LUI + MOI allions emménager ensemble.

LUI + MOI allions travailler ensemble.

LUI + MOI allions nous côtoyer près de huit heures par jour.

LUI + MOI allions respirer le même air confiné.

LUI + MOI allions vivre ensemble.

Pour ne rien cacher, j'appréhendais à l'idée de me retrouver seul en tête à tête avec cet énergumène ; ma concentration de sérotonine chutait en flèche. La déprime me guettait et c'est un euphémisme. Autrement dit, les cymbales du bonheur que j'entendais en arrivant au B.C.D. carillonnaient à présent une toute autre mélodie : la marche funèbre de Chopin.

LUI + MOI = l'inconnu ?

A quoi pouvais-je m'attendre face à cette équation à double tranchants ?

LUI + MOI = antinomique

LUI + MOI = aux antipodes

LUI + MOI = thèse + antithèse

Un résultat des plus incompatibles assurément

qui risquerait de produire tôt ou tard des étincelles...


Avais-je vraiment le choix ? Bien sûr que non.

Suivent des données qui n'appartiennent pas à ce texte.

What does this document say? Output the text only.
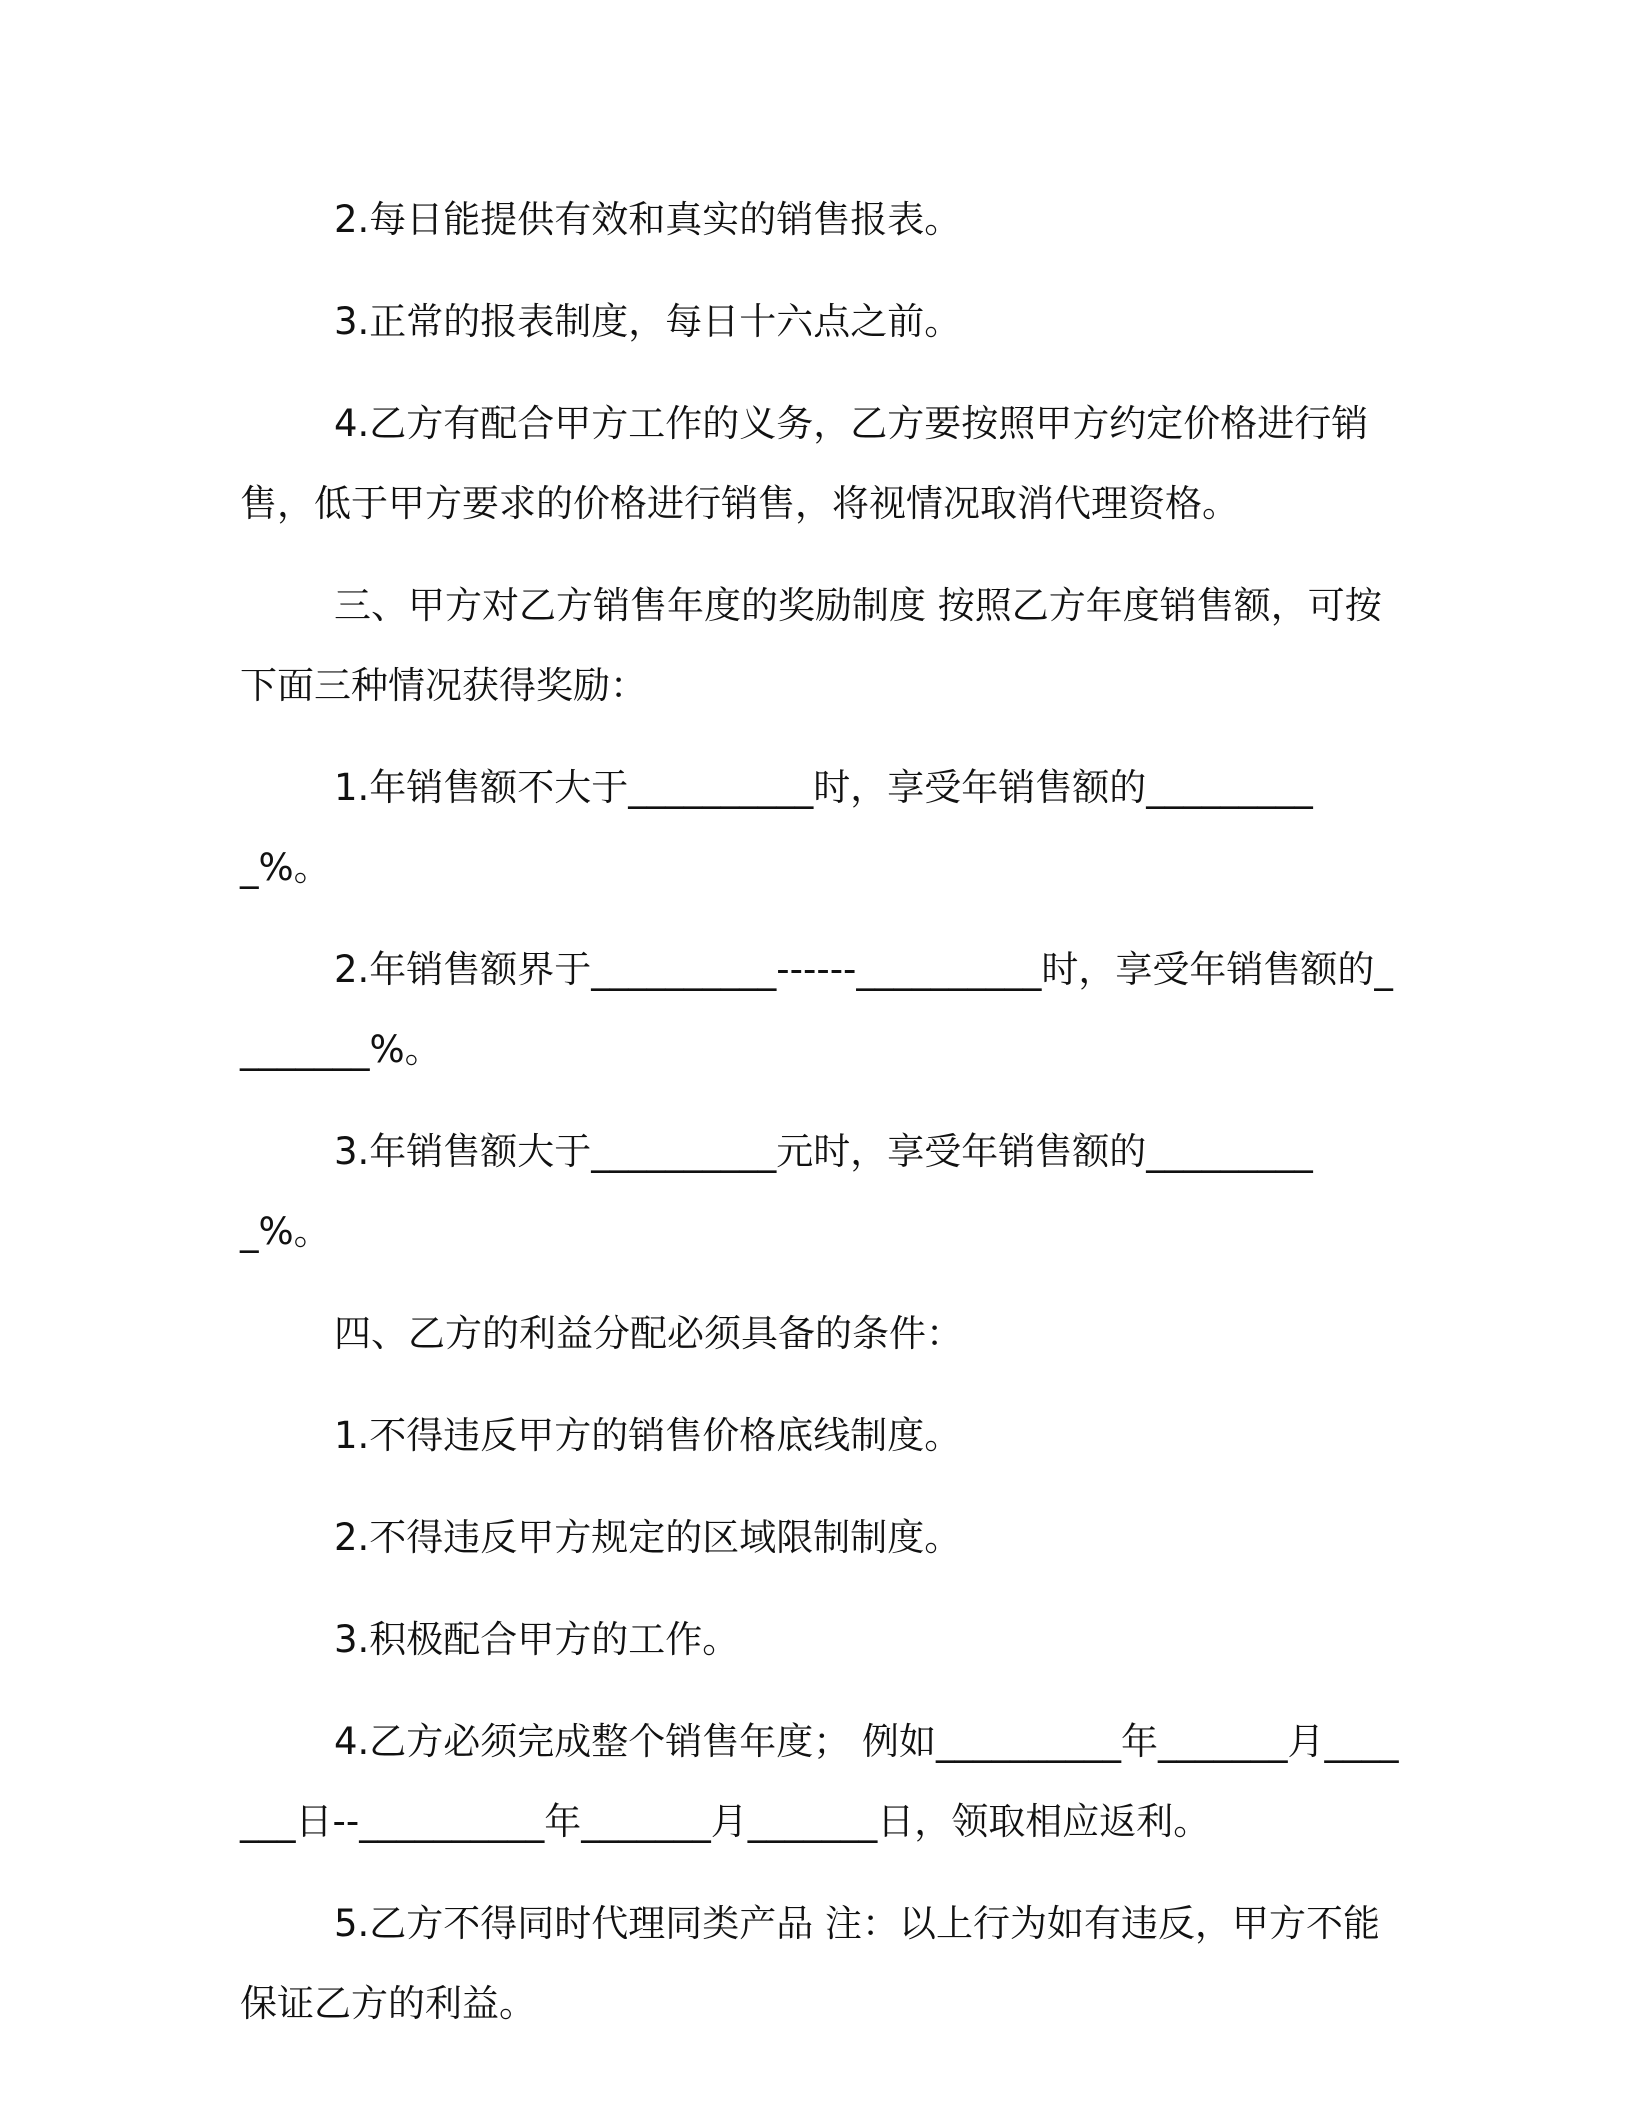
2.每日能提供有效和真实的销售报表。

3.正常的报表制度，每日十六点之前。

4.乙方有配合甲方工作的义务，乙方要按照甲方约定价格进行销售，低于甲方要求的价格进行销售，将视情况取消代理资格。

三、甲方对乙方销售年度的奖励制度 按照乙方年度销售额，可按下面三种情况获得奖励：

1.年销售额不大于__________时，享受年销售额的__________%。

2.年销售额界于__________------__________时，享受年销售额的________%。

3.年销售额大于__________元时，享受年销售额的__________%。

四、乙方的利益分配必须具备的条件：

1.不得违反甲方的销售价格底线制度。

2.不得违反甲方规定的区域限制制度。

3.积极配合甲方的工作。

4.乙方必须完成整个销售年度； 例如__________年_______月_______日--__________年_______月_______日，领取相应返利。

5.乙方不得同时代理同类产品 注：以上行为如有违反，甲方不能保证乙方的利益。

Il avait été clairement édicté lors du premier entretien de recrutement que nous serions amenés à travailler tous les deux, dans le même bureau, puisque nos missions seraient complémentaires.

Avec regret, je quittai un bureau rempli de bons souvenirs pour un autre diamétralement opposé tant bien en distance qu'en fréquentation et avantages en nature.

Bye bye spacieux espace planqué tout au fond du couloir,

Dzień dobry bureau-boudoir, toute première pièce à l'entrée du service.

Adios charmantes, délicieuses et rigolotes señoritas,

Guten tag le tortionnaire du verbiage et adulescent con-cupiscent.

Ciao paix et tranquillité, ombre et fraicheur,

Welcome vacarme et nervosité, soleil et chaleur.

En effet, ce bureau se situait en face de feu le placard à balais qu'occupait J-E.T et donnait côté rue. D'ailleurs, la rue en question est un boulevard hyper passant. Un simple vitrage protège des bruits parasitaires de l'extérieur, c'est-à-dire qu'il laisse filtrer, même au 13ème étage, les concerts de klaxons agrémentés parfois par les hurlements des passants, les poids lourds naturellement bruyants, les d'jeunes en mobs qui font crisser leur pneu arrière, les motos aux pots d'échappement pétaradants, les speed du volant qui vrombissent du moteur, les musiques boum-boumesques des voitures tunées avec enceintes dans le coffre, sans parler des travaux aux marteaux-piqueurs qui font tressaillir les murs. En outre, le soleil étincèle au travers des fenêtres et les stores demeurent mystérieusement bloqués, impossible à déplier. Pire, dans ce petit espace, les bureaux sont comme soudés l'un à l'autre si bien qu'on se regarde mutuellement et continuellement dans le blanc des yeux.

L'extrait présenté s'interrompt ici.